W Polsce coraz częściej zdarzają się przerwy w dostawach prądu. Zmienne warunki klimatyczne i częste wyładowania kończą się zastojami w zasilaniu. Jaki ma to wpływ na ciągłość dostaw w domkach jednorodzinnych zasilanych instalacją fotowoltaiczną? Wydawać by się mogło, że takie obiekty są odporne na tego typu problemy. Niestety w większości przypadków efektem braku zasilania jest także brak prądu w domu. Jak wspomniano wcześniej, większość instalacji w Polsce posiada system on-grid, który jest podłączony do sieci. Polskie przepisy nakładają obowiązek wyposażenia inwertera w zabezpieczenia antywyspowe. W momencie przerwy w dostawie prądu wyłącza ono falownik. W ten sposób względy bezpieczeństwa osób obsługujących zewnętrzną sieć powodują automatyczne odłączenie energii elektrycznej, która jest produkowana w danej chwili przez instalację fotowoltaiczną. W tej sytuacji nie ma możliwości wykorzystania energii produkowanej przez instalację, jak również tej wcześniej zgromadzonej w sieci.
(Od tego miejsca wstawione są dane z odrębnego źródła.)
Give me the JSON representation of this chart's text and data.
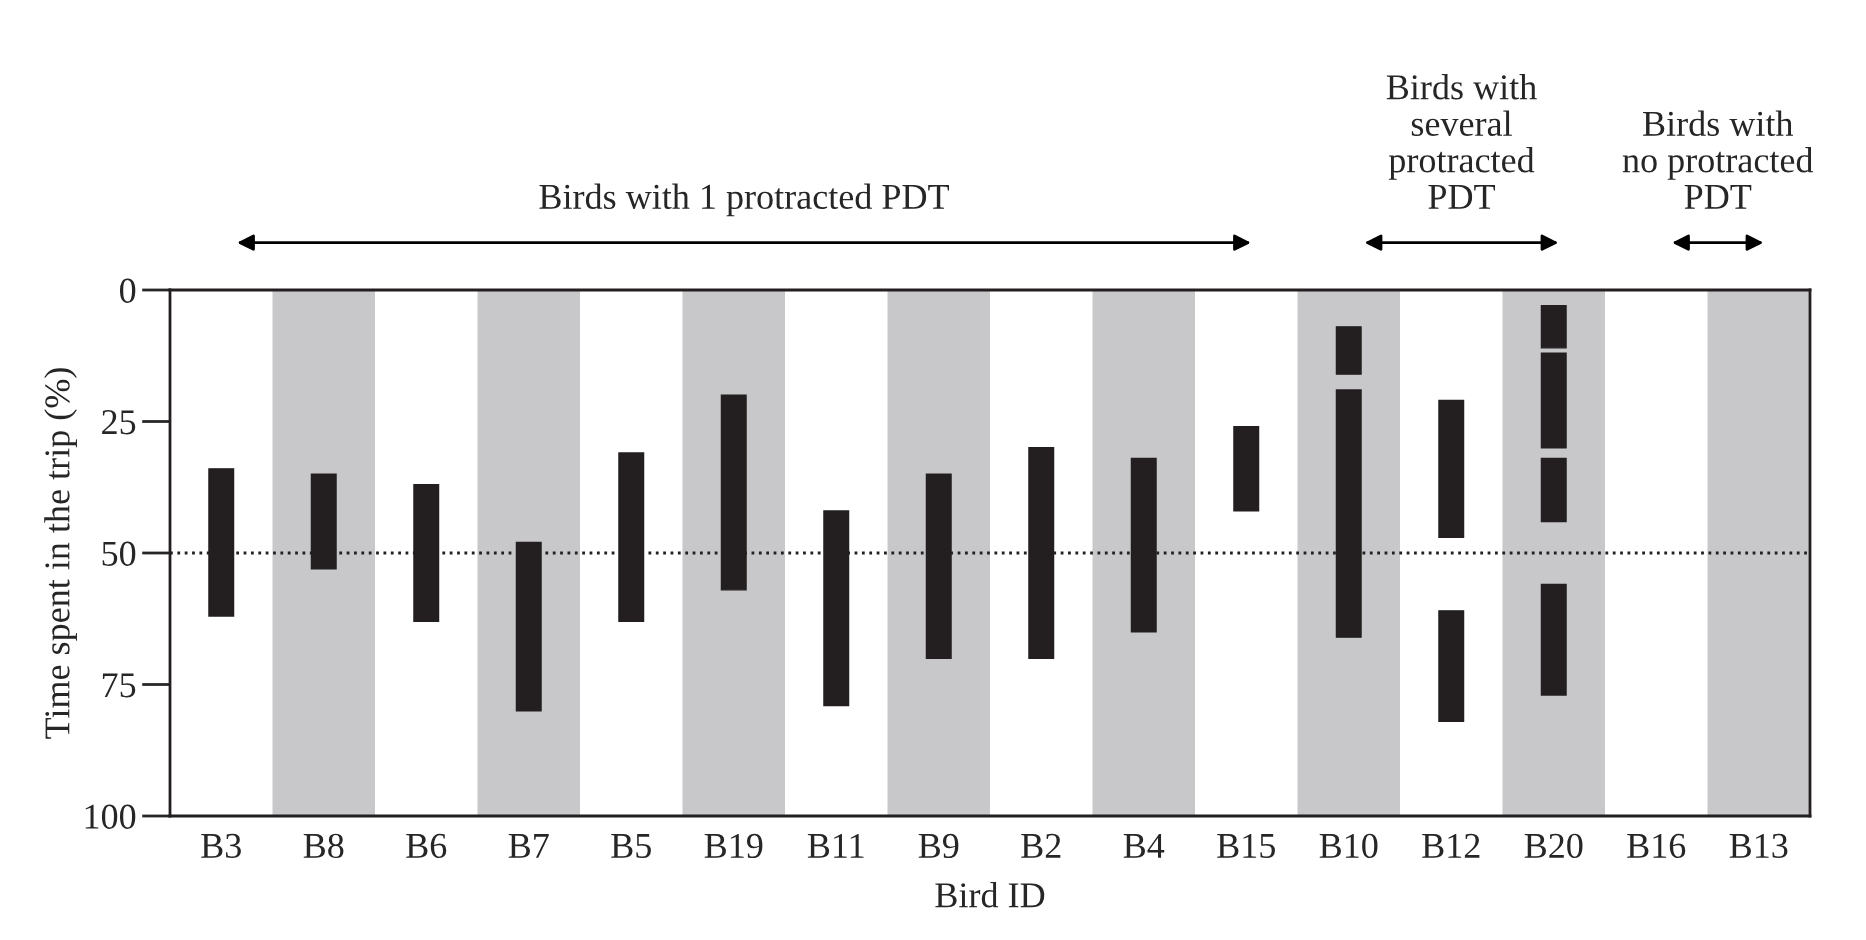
{
  "chart_data": {
    "type": "bar",
    "xlabel": "Bird ID",
    "ylabel": "Time spent in the trip (%)",
    "categories": [
      "B3",
      "B8",
      "B6",
      "B7",
      "B5",
      "B19",
      "B11",
      "B9",
      "B2",
      "B4",
      "B15",
      "B10",
      "B12",
      "B20",
      "B16",
      "B13"
    ],
    "series": [
      {
        "color": "#231f20",
        "base": [
          34,
          35,
          37,
          48,
          31,
          20,
          42,
          35,
          30,
          32,
          26,
          7,
          21,
          3,
          null,
          null
        ],
        "values": [
          28,
          18,
          26,
          32,
          32,
          37,
          37,
          35,
          40,
          33,
          16,
          9,
          26,
          8,
          null,
          null
        ]
      },
      {
        "color": "#231f20",
        "base": [
          null,
          null,
          null,
          null,
          null,
          null,
          null,
          null,
          null,
          null,
          null,
          19,
          61,
          12,
          null,
          null
        ],
        "values": [
          null,
          null,
          null,
          null,
          null,
          null,
          null,
          null,
          null,
          null,
          null,
          47,
          21,
          18,
          null,
          null
        ]
      },
      {
        "color": "#231f20",
        "base": [
          null,
          null,
          null,
          null,
          null,
          null,
          null,
          null,
          null,
          null,
          null,
          null,
          null,
          32,
          null,
          null
        ],
        "values": [
          null,
          null,
          null,
          null,
          null,
          null,
          null,
          null,
          null,
          null,
          null,
          null,
          null,
          12,
          null,
          null
        ]
      },
      {
        "color": "#231f20",
        "base": [
          null,
          null,
          null,
          null,
          null,
          null,
          null,
          null,
          null,
          null,
          null,
          null,
          null,
          56,
          null,
          null
        ],
        "values": [
          null,
          null,
          null,
          null,
          null,
          null,
          null,
          null,
          null,
          null,
          null,
          null,
          null,
          21,
          null,
          null
        ]
      }
    ],
    "ylim": [
      100,
      0
    ],
    "yticks": [
      0,
      25,
      50,
      75,
      100
    ],
    "grid": false,
    "ref_lines": [
      {
        "axis": "y",
        "value": 50,
        "color": "#231f20",
        "line_style": "dotted"
      }
    ],
    "bands": [
      {
        "axis": "x",
        "from": "B8",
        "to": "B8",
        "color": "#c8c8ca"
      },
      {
        "axis": "x",
        "from": "B7",
        "to": "B7",
        "color": "#c8c8ca"
      },
      {
        "axis": "x",
        "from": "B19",
        "to": "B19",
        "color": "#c8c8ca"
      },
      {
        "axis": "x",
        "from": "B9",
        "to": "B9",
        "color": "#c8c8ca"
      },
      {
        "axis": "x",
        "from": "B4",
        "to": "B4",
        "color": "#c8c8ca"
      },
      {
        "axis": "x",
        "from": "B10",
        "to": "B10",
        "color": "#c8c8ca"
      },
      {
        "axis": "x",
        "from": "B20",
        "to": "B20",
        "color": "#c8c8ca"
      },
      {
        "axis": "x",
        "from": "B13",
        "to": "B13",
        "color": "#c8c8ca"
      }
    ],
    "annotations": [
      "Birds with 1 protracted PDT",
      "Birds with\nseveral\nprotracted\nPDT",
      "Birds with\nno protracted\nPDT"
    ]
  }
}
Alternatywa – instalacja off-grid
Aby móc cieszyć się nieprzerwanymi dostawami energii elektrycznej należy zbudować instalację fotowoltaiczną w układzie zamkniętym, wyspowym tzw. off-grid. Układ taki opisuje sytuację, gdy moduły są jedynym źródłem energii, a urządzenia elektryczne w domu jedynym odbiorcą wytworzonego prądu. W ten sposób całkowicie uniezależniamy się od awarii sieci elektroenergetycznych. Wielkim atutem przydomowych magazynów energii jest fakt stabilizowania parametrów sieci przez odbieranie nadwyżek produkcyjnych z instalacji fotowoltaicznych w czasie ich największej produkcji. Instalacje tego typu mają jednak szereg wad, które sprawiają, że wykorzystuje się je głównie w miejscach, gdzie nie ma dostępu do sieci energetycznej lub występuje duża liczba usterek. Głównymi powodami nieopłacalności takiej instalacji są między innymi roczne spadki cen akumulatorów przeciętnie o 20%, brak możliwości przechowywania nadwyżek energii elektrycznej w skali roku, znaczna ilość paneli, które będą w stanie wychwycić wystarczająco dużo energii i zmagazynować ją w akumulatorach na całą dobę (dotyczy głównie okresu zimowego). Ważne jest także znalezienie firmy, która może pochwalić się doświadczeniem w montażu tego typu instalacji na szerszą skalę. (Jeżeli szukasz takiej firmy, skontaktuj się z nami – AM Group Solar) Wszystko to sprawia, że inwestowanie w instalację typu off-grid jest niezalecane i ekonomicznie nieuzasadnione we wszystkich tych miejscach, gdzie wyprodukowaną energię można bezpiecznie oddać do sieci.